The Irish Confederacy’s taking of Limerick was made easier than subsequent attempts because they had the support of most of the city's population. About 600 English Protestant settlers had fled to the city to escape the Irish Rebellion of 1641 and had fortified themselves in King John's Castle in the centre of Limerick. They were led by Captain George Courtenay, 1st Baronet of Newcastle of Powderham in Devon. The city was predominantly Catholic and appealed to the new Confederate Catholic government at Kilkenny to capture this Protestant citadel.

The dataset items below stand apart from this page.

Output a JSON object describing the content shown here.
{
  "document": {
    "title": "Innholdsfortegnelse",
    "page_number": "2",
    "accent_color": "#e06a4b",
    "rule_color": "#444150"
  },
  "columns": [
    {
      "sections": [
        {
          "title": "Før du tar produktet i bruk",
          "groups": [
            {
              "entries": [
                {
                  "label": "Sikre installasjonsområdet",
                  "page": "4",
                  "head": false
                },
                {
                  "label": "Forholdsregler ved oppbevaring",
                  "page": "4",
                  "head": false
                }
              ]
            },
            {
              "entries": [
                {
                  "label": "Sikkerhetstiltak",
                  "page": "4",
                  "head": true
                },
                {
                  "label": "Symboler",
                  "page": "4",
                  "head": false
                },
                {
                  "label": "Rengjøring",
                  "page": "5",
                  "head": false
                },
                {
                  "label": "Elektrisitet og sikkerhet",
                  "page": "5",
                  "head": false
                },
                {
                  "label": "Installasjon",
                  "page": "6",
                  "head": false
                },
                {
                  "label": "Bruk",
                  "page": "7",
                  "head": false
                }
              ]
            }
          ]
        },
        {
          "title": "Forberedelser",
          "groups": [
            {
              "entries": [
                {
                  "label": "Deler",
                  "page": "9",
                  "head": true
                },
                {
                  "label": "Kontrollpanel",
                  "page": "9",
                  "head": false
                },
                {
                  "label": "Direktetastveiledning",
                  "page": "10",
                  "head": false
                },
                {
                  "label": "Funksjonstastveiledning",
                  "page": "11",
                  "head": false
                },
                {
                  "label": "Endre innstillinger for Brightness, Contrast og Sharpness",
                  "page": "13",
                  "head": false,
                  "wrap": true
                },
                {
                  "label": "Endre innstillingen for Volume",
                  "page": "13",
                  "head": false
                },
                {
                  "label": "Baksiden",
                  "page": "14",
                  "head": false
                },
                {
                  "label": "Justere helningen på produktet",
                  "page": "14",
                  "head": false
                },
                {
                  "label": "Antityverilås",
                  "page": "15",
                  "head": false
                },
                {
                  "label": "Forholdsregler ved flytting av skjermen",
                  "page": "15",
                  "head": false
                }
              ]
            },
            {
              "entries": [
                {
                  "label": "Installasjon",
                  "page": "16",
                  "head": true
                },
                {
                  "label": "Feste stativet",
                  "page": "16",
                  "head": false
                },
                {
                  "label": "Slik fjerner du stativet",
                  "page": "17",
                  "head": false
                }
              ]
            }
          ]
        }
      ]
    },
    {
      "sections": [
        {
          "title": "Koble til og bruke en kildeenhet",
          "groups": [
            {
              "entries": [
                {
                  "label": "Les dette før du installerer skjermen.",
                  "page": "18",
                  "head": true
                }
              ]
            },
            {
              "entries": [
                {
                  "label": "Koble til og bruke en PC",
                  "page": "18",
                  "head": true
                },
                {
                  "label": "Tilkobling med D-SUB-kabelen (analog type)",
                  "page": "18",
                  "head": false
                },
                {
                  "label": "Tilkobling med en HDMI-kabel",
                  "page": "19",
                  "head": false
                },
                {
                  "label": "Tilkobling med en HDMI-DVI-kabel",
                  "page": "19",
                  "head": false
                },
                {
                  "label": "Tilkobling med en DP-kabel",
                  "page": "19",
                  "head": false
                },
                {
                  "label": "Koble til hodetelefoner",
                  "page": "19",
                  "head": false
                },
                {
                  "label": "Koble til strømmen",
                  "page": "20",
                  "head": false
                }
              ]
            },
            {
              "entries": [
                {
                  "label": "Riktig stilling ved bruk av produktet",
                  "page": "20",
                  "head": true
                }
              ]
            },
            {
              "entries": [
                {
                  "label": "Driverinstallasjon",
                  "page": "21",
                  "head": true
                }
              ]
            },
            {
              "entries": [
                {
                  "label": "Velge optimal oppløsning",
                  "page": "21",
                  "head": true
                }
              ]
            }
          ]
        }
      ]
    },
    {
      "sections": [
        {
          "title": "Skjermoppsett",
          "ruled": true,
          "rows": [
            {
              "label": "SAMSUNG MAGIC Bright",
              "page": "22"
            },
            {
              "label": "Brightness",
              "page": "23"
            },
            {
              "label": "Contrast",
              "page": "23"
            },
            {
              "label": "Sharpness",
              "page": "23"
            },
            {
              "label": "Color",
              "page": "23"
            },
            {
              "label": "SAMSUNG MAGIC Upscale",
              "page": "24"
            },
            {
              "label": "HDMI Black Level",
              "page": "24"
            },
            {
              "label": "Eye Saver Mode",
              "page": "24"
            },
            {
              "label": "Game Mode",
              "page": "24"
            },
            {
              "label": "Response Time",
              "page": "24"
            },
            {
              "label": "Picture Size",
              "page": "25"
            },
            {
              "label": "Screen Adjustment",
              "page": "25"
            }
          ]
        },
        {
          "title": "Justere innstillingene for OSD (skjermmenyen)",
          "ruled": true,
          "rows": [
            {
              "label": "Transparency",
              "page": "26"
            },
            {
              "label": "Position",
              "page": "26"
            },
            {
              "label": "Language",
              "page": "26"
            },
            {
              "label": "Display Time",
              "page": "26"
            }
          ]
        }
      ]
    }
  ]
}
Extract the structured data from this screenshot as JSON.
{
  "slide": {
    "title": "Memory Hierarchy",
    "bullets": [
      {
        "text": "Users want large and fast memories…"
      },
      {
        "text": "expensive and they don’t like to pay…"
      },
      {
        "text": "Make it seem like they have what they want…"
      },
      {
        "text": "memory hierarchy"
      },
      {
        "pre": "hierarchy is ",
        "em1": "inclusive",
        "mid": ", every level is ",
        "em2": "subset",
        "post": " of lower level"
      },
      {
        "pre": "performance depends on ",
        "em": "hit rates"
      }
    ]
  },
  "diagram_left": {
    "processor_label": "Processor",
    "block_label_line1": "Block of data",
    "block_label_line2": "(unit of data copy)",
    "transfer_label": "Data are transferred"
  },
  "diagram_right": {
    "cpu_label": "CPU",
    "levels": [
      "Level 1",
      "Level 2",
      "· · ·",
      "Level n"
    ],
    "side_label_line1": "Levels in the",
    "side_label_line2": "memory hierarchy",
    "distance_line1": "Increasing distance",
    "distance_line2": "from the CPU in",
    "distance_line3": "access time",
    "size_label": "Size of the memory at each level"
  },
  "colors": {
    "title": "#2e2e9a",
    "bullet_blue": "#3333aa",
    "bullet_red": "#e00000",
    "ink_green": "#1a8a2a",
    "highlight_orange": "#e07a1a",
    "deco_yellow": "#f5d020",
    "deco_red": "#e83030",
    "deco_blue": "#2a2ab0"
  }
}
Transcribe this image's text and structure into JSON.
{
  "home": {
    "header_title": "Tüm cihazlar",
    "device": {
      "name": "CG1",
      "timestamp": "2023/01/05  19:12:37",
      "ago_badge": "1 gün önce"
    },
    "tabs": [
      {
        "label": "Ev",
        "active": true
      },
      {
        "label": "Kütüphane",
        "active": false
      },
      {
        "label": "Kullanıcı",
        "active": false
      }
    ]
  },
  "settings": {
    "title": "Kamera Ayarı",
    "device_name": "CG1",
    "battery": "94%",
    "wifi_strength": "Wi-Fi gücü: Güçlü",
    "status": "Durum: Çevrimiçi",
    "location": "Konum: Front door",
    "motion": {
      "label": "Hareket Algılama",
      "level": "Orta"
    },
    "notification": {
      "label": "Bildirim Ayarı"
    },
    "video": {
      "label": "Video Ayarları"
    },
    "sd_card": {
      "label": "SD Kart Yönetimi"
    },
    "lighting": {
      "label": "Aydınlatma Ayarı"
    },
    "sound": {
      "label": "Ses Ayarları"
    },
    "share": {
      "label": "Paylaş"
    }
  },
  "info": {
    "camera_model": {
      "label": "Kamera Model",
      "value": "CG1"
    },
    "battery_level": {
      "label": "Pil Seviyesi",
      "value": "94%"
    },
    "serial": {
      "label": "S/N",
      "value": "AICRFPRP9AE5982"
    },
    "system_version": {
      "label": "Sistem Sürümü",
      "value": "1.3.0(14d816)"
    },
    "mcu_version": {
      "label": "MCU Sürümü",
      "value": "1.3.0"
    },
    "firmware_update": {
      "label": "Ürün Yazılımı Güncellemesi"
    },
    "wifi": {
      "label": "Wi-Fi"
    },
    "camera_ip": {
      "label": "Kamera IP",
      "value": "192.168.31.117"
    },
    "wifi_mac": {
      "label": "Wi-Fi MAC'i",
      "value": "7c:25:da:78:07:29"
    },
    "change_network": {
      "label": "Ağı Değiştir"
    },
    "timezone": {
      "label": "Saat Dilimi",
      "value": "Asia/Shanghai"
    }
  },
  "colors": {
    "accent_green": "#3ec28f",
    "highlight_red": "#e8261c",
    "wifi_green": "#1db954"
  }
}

== Confederate troops arrive ==
As a result, General Garret Barry, the commander of the Confederate Munster army, marched to Limerick with 1,500 men to secure it. As he had no siege artillery, Barry put his men to digging mines under the eastern curtain wall and the southeast bastion of the castle, which he intended to collapse by burning their supports. He also positioned snipers in the houses surrounding the castle to harass the defenders, particularly in St. Mary's Cathedral, which overlooked King John's Castle. Finally, he cut off the defenders' food and water supply.

== Surrender ==
After five weeks, when the English Protestants were ravaged by disease, they surrendered on terms, before Barry had to collapse his mines and assault the castle. The 400 surviving Protestants were evacuated to Dublin.